Im Zeitalter der Digitalisierung hat beispielsweise die rasante Entwicklung der mobilen Fototechnik dazu geführt, dass Menschen sich daran gewöhnt haben, Mobiltelefone zum Aufnehmen und Speichern von Fotos zu verwenden. Polaroid-Fotos jedoch bestehen aus speziellem Fotopapier, das mit seinem einzigartigen Charme unzählige Nutzerinnen und Nutzer anspricht. Diese Menschen verwenden ihre Sofortbilder, um eigene, persönliche Erinnerungen aufzubauen. Der Verkauf von Fuji Instax, dem bekanntesten Polaroid-Unternehmen, zeigt, dass die Polaroid-Fotos immer beliebter werden. Wie kommt es zu dieser Entwicklung?

Als Medium persönlicher Erinnerungen

Menschen können heutzutage unzählige Fotos schnell und einfach mit ihrem Handy aufnehmen, um Ereignisse in ihrem Leben aufzuzeichnen, doch diese digitalen Fotos stecken dann häufig in den Tiefen mobiler Alben fest. Die Menschen schauen selten auf die Fotos zurück, sodass auch die Erinnerungen an das Leben allmählich aus den Köpfen der Menschen verschwinden. Es muss außerdem bedacht werden, dass Mobiltelefone manchmal sehr plötzlich kaputt gehen oder verloren werden. Dies kann es für uns unmöglich machen, die digitalen Bilder abzurufen. Digitale Aufzeichnungen und Erinnerungen sind fragil und illusorisch, während Fotos auf Papier immer Teil unseres Lebens bleiben.

Ein Polaroid-Foto meiner Abiturfeier, © Shanting Hu

Menschen verwenden Polaroid-Fotos, um wichtige Momente im Leben aufzuzeichnen, beispielsweise Geburtstage oder Abschlussfeiern, und legen ihre Fotos liebevoll in Fotoalben ab.

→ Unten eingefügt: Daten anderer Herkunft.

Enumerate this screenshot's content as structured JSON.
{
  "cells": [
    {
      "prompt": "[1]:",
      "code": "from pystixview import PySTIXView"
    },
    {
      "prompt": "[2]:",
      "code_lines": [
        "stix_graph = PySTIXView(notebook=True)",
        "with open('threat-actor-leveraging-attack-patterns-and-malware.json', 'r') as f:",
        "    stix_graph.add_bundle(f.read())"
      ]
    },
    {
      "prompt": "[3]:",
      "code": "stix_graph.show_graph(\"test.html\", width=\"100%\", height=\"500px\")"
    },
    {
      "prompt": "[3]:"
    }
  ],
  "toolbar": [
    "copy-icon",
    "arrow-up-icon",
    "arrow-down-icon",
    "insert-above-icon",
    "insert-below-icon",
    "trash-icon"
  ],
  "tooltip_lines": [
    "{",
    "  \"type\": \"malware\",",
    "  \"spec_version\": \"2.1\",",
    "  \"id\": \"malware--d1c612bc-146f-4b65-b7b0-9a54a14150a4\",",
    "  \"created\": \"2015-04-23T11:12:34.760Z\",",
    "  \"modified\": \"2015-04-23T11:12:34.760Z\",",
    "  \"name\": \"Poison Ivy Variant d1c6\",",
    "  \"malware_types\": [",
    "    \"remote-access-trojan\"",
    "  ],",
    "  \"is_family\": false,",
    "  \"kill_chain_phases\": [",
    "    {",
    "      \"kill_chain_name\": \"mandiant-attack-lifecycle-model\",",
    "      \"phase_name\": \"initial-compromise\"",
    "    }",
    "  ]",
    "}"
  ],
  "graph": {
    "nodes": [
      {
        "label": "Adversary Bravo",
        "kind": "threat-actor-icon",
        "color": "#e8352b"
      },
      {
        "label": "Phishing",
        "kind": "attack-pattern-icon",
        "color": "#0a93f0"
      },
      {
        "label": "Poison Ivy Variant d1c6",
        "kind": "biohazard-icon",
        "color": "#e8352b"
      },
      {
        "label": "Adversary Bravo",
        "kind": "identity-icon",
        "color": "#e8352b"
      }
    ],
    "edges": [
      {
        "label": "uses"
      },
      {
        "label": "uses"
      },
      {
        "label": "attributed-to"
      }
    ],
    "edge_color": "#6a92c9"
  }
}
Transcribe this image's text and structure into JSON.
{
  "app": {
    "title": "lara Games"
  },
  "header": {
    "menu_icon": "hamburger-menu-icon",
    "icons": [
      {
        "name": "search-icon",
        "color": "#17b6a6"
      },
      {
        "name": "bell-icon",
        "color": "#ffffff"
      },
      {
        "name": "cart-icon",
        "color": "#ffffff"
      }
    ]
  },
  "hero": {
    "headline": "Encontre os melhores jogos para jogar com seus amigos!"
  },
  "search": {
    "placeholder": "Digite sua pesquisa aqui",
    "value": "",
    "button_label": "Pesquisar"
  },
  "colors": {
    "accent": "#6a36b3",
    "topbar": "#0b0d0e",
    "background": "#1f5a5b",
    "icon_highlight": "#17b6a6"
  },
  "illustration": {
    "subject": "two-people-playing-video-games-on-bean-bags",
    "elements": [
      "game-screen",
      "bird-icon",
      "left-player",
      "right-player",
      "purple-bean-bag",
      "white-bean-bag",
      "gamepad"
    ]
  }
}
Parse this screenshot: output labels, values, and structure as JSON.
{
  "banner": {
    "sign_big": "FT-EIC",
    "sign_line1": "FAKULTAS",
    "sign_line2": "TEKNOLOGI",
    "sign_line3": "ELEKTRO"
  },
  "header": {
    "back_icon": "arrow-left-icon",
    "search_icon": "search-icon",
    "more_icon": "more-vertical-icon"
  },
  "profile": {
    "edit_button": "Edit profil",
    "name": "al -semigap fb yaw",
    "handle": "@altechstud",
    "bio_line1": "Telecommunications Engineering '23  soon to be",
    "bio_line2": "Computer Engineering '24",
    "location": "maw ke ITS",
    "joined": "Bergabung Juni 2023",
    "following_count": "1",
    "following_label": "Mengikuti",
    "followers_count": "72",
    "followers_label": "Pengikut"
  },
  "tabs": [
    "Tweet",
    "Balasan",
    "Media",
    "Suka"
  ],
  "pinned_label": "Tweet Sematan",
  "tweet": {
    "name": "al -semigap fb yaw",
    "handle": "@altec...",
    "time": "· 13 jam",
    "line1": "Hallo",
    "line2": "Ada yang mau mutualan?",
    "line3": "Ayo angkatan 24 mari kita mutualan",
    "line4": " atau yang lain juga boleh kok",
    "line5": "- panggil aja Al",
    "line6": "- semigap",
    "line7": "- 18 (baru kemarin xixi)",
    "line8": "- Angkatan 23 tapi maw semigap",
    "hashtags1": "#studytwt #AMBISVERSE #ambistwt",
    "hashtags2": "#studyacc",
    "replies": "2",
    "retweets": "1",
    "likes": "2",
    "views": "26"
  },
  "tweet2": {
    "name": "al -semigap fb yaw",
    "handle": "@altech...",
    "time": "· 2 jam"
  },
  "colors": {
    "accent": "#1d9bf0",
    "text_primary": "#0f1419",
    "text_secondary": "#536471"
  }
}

Wenn man diese Fotos wieder sieht, werden einem nicht nur die damit verbundenen Erinnerungen in den Sinn kommen, sondern – noch wichtiger – dass die Fotos Zeugen sind: Zeugen unseres Lebens. Sie zeigen Freunde und Verwandte, Ankünfte und Abschiede.

Ein weiterer Grund, weshalb Menschen Polaroid-Fotos anfertigen, um ihre persönlichen Erinnerungen festzuhalten, liegt im Bereich der Privatsphäre. Da Polaroid-Fotos sofort verfügbar sind, muss kein spezieller Ort zum Entwickeln der Fotos dienen. Dadurch wird die Privatsphäre der Menschen geschützt und den Menschen wird mehr Freiheit und Sicherheit ermöglicht.

Als Vertreter des Retro-Trends

Polaroid-Fotos als Filmfotografie waren im letzten Jahrhundert sehr beliebt, doch in der Ära der Digitalfotos wurden sie oft ignoriert. Heute jedoch haben Menschen, insbesondere Jugendliche und Studierende, die analoge Fotografie für sich wiederentdeckt. Dies ist zum einen auf die gesunkenen Preise und die hohe Kaufkraft der genannten Zielgruppe zurückzuführen. Zum anderen vermitteln Polaroid-Fotos ein bestimmtes Gefühl und stellen darüber hinaus eine Brücke zwischen dem letzten Jahrhundert und der heutigen Zeit dar. Viele junge Menschen nutzen die Polaroid-Fotos heutzutage im Rahmen eines Retro-Trends, um ihre ästhetische Orientierung und ihren Lifestyle zu zeigen. Darüber hinaus verwenden viele Prominente Polaroid-Fotos als Cover ihrer Musikalben, wodurch Polaroid-Fotos bei jungen Erwachsenen an Beliebtheit gewinnen.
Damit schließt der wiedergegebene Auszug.